Waiters served drinks as ice sculptures slowly melted into lawns; a casino in the dining room made temporary millionaires out of some, while others danced to a twenty-five-piece swing band playing Rat Pack classics on the terrace. It had been many months since I’d last heard laughter echoing through the corridors.
Mid-evening, I searched high and low for Luciana until I found her perched on a stone wall, her bare feet resting in the infinity pool that overlooked the valley. I placed my arm around her shoulder and she rested her head on it as we stared into a distance we could never reach.
‘It’s not working,’ she whispered.
‘Of course it is.
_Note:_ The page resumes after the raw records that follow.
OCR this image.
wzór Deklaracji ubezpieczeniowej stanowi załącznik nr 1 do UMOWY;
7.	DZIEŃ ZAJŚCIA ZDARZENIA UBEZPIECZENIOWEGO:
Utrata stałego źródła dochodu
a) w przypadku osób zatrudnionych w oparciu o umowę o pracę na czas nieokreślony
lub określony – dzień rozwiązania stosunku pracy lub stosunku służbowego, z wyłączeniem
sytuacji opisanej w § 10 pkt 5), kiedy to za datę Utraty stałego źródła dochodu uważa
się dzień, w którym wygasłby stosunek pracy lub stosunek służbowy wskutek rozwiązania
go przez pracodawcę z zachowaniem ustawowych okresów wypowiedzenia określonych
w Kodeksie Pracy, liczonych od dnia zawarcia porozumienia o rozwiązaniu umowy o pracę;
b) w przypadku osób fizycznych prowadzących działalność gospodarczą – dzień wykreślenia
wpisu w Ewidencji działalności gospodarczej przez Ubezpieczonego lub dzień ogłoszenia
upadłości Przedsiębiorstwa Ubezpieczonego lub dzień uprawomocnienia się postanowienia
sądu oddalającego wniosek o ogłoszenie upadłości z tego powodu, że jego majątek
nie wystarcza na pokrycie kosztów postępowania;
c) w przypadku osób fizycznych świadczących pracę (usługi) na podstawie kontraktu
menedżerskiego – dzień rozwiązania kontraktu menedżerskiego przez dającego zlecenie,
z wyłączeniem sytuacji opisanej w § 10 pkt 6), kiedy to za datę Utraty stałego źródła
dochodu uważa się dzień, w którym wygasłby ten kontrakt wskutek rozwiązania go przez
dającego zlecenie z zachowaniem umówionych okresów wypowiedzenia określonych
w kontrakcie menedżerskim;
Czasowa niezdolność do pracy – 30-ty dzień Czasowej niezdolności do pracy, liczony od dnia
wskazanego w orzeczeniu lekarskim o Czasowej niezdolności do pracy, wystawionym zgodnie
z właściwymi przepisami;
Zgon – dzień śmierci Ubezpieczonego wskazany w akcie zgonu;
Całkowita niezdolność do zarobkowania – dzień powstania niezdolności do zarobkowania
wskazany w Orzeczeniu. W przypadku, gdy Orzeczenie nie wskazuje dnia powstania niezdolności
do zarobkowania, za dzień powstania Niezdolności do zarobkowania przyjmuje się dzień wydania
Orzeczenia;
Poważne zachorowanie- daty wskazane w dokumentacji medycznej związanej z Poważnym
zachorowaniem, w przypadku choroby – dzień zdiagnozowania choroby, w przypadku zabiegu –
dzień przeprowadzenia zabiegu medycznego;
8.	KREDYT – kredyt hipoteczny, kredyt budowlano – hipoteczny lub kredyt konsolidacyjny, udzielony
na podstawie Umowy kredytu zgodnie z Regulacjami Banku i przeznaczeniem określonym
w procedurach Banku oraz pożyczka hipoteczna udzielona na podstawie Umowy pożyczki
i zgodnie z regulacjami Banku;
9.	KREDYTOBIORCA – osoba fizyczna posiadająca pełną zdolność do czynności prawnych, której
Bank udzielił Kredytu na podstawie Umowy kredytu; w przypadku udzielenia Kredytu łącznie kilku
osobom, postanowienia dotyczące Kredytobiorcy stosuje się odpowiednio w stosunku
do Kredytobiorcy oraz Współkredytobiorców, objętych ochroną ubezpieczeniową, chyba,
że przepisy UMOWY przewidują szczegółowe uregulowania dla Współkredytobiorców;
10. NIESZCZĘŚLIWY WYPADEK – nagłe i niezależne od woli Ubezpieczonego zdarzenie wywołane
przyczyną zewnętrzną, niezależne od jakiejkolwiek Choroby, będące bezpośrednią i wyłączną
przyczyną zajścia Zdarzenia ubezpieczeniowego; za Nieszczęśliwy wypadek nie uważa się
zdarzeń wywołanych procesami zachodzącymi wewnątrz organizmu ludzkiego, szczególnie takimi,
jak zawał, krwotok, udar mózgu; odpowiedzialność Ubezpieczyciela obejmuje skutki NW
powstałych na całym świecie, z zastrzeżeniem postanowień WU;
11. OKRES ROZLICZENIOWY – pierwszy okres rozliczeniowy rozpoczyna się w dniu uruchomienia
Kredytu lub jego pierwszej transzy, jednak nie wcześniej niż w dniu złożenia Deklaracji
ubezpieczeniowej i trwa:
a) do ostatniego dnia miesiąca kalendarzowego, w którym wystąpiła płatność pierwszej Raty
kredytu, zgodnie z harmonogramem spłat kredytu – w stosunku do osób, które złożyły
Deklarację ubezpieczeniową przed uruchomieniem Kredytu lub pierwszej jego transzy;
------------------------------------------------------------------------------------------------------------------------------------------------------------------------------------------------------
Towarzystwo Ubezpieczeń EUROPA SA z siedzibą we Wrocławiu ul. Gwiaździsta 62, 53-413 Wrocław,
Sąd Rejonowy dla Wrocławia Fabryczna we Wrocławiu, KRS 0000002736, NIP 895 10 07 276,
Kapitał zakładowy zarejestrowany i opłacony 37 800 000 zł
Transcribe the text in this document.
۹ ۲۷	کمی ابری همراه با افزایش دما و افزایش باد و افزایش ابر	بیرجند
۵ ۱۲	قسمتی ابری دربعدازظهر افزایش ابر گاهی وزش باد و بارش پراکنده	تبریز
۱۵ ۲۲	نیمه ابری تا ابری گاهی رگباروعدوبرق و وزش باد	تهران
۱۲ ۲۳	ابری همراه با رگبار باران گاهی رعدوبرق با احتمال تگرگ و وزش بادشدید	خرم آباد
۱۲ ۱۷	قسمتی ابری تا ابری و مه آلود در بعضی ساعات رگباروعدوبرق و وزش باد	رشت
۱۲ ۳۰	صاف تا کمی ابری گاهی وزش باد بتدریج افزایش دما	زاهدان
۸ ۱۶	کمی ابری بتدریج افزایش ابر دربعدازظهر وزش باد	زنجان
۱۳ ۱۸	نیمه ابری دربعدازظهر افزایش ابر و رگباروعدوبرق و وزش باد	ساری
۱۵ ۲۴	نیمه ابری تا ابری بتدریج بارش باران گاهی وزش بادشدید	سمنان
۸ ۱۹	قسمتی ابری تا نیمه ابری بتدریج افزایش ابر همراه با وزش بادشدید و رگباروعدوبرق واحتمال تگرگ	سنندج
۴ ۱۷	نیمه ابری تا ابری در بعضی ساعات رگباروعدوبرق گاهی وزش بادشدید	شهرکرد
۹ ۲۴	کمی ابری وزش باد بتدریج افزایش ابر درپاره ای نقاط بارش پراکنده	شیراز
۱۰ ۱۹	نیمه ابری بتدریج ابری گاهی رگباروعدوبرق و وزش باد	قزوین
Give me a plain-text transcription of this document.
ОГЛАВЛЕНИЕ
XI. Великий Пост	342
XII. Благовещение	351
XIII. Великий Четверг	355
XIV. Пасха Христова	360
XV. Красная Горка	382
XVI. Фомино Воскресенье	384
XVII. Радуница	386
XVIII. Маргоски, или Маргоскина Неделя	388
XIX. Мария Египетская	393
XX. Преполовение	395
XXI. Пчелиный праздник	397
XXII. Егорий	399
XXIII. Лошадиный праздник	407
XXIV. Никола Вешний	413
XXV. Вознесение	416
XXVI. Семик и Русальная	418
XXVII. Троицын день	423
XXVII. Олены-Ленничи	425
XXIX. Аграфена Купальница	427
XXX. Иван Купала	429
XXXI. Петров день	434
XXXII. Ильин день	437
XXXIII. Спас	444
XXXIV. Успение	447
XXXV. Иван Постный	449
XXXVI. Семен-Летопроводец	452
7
There are two hundred people behind us having the time of their lives.’
‘No. The treatment. Sometimes at night when I’m trying to sleep, I can feel the disease finding new bones to dine on.’
I shivered. ‘No, it’s your imagination. I’ve read about it, plenty of people with cancer think they can hear the cells growing but—’
She gave me a gentle look that asked me not to doubt her. ‘You know this party isn’t just to celebrate my birthday, don’t you? It’s my way of saying—’
‘Please don’t,’ I interrupted, my throat tightening.